I’ve been thinking a lot about the world that my kids will soon live in. Books will be like vinyl records – clever and beloved artifacts of an analog age, hoarded more for reasons of nostalgia and scarcity than value. I honestly think that the book I’m working on now will be the last physical book I produce and that future books – if anyone lets me write them – will be more like multimedia information sources rather than formal, 80,000-word masterpieces.
Clearly Penguin thinks the same thing. PaidContent had some interesting news and footage from a recent iPad presentation and their ideas for books are stunning. For example:
Many of Penguin’s iPad books seem hardly to resemble “books” at all, but rather very interactive learning experiences, from its Dorling Kindersley and kids imprints – the Vampire Academy “book” is “an online community for vampire lovers” with live chat between readers, and the Paris travel guide switches to street map view when placed on a table.
My concern?

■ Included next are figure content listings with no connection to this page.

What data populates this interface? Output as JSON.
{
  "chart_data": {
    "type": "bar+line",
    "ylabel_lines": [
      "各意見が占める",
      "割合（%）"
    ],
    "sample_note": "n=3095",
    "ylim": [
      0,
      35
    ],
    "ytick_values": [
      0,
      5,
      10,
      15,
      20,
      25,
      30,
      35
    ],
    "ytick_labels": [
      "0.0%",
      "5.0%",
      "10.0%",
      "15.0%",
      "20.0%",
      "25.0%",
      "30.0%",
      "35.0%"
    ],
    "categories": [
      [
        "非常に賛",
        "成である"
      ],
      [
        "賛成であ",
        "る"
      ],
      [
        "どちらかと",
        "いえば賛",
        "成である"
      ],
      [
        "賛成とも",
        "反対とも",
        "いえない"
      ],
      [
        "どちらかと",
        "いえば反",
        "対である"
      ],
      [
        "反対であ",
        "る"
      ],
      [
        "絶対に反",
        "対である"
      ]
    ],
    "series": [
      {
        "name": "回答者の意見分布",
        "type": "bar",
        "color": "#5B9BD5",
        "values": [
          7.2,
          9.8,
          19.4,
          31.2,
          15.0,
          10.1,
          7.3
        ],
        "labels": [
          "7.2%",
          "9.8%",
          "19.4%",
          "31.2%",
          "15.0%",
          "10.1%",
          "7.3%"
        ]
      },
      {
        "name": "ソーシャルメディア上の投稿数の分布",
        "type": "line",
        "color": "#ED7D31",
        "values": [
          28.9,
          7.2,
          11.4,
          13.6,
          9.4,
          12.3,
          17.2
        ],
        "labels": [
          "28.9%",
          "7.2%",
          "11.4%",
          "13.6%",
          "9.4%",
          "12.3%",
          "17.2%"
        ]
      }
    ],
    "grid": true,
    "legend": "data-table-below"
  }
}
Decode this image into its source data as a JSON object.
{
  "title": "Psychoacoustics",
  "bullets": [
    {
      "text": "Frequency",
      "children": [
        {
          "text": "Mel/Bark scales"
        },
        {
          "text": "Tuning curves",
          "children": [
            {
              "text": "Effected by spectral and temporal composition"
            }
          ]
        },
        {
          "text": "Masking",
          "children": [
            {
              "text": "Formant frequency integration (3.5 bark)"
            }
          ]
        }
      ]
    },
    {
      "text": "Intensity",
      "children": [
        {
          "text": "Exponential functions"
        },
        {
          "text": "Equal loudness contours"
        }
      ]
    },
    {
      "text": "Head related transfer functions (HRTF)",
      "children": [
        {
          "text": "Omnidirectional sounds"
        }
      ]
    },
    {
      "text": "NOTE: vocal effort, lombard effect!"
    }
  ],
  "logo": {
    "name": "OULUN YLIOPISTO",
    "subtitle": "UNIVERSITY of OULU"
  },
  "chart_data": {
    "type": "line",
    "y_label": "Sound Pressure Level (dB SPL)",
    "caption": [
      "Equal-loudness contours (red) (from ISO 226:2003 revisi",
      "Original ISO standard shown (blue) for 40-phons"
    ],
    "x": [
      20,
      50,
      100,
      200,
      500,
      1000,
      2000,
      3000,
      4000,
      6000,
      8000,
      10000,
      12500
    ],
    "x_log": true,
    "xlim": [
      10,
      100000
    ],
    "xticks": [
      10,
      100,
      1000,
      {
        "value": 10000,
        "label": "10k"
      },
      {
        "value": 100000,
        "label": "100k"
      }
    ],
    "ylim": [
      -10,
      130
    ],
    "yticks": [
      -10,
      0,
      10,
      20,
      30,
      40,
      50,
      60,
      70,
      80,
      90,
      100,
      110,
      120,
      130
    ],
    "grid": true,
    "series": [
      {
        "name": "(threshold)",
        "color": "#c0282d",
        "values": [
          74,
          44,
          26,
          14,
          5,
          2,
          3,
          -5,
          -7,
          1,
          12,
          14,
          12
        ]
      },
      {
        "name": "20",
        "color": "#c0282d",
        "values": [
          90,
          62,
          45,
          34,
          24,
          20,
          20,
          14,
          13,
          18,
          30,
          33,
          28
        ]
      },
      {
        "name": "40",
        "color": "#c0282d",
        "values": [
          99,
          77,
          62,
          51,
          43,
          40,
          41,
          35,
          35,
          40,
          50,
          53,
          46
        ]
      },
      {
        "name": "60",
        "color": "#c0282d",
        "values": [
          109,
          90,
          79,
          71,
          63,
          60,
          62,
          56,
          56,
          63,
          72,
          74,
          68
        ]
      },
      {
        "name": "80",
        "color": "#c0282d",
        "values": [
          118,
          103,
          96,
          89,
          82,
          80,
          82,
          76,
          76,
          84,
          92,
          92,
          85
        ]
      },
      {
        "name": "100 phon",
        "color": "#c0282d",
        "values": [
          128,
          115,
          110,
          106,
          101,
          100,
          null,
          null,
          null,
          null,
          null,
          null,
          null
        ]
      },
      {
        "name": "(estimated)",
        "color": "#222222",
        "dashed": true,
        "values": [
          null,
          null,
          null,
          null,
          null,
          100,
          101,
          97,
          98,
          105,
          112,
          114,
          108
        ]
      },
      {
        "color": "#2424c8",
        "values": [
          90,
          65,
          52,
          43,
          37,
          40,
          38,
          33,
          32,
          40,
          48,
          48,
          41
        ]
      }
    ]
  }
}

The publishing industry may not be able to keep up. When publishing becomes more like animation, new technologies will have to accrete over historical norms. The editor/writer relationship is already strained, but what happens when the writer also has to collect vampire pictures, star charts, and video footage? Are you really publishing a book, at that point, or are you doing something different entirely.
Where do you think books are going? I for one have been collected classics in print for my son to read (every nerdy teen needs a fat copy of Gödel, Escher, Bach to pretend to read) and I will miss the day when we’re no longer rustling the leaves of old books at the flea market.